Explaining Small House in PC's OEM fonts

There’s a very readable article here digging into the 0x7F character in the IBM PC’s OEM font (later code page 437)

Why did IBM decide to include a symbol representing a house in their character set? It’s a strange glyph; adding a smiley is readily arguable, and playing card suits have existed in prior character sets, but a house—as far as I can tell—it didn’t exist as a glyph anywhere before IBM’s Code Page 437. It seems to come out of thin air. To my knowledge, there are no (surviving) documents on the design process of the character set. The little bit we know comes from a few interviews, like the one with David J. Bradley, and from meticulous research done by people like VileR. So, the only thing I can do is speculate. Here are my thoughts…

Much PC-character-set art within… I wish I could call it ASCII art - much from the site INT 10h which celebrates exactly that.

Not far away we find another article of interest:

via Delta House. : languagehat.com

via a-b-c-d-x-y-z...HOUSE? | MetaFilter

also discussed at HN

4 Likes

The Amiga ASCII art article is great!

Regarding our special character, I do think that this passage on ITA2 encoding gives it away:

The pattern of five punched holes (❶❶❶❶❶) activates the letter mode and ❶❶⓪❶❶ activates the figure mode. Any binary sequence following a mode shift prints the character in that mode.

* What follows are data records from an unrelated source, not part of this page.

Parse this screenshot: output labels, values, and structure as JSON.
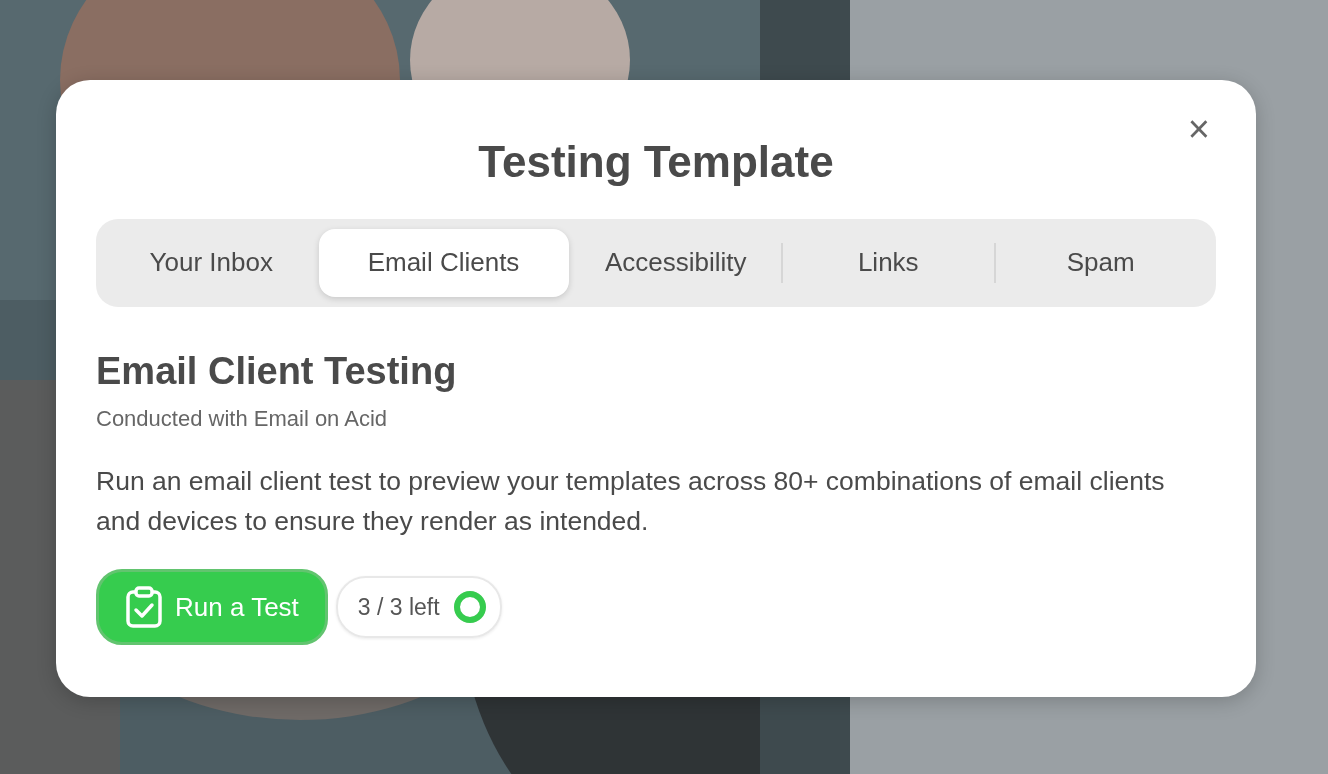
{
  "dialog": {
    "title": "Testing Template",
    "close": "×",
    "tabs": [
      {
        "label": "Your Inbox",
        "selected": false
      },
      {
        "label": "Email Clients",
        "selected": true
      },
      {
        "label": "Accessibility",
        "selected": false
      },
      {
        "label": "Links",
        "selected": false
      },
      {
        "label": "Spam",
        "selected": false
      }
    ],
    "section": {
      "title": "Email Client Testing",
      "subtitle": "Conducted with Email on Acid",
      "description": "Run an email client test to preview your templates across 80+ combinations of email clients and devices to ensure they render as intended."
    },
    "run_button": {
      "label": "Run a Test"
    },
    "quota": {
      "text": "3 / 3 left"
    }
  }
}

Notably, on (IBM) punchcards, punch 11-8-7 is “mode shift”, serving the same purpose, and is represented by an upper-case Delta. I do think, this is what this is.
It does make sense to render this somewhat differently in a character set that does comprise Greek letters, to differentiate this from the actual Delta. It’s drawn the same way, but at a narrower height. And it’s vertically centered – so this is not a “normal” character (rather, indicating a function symbol).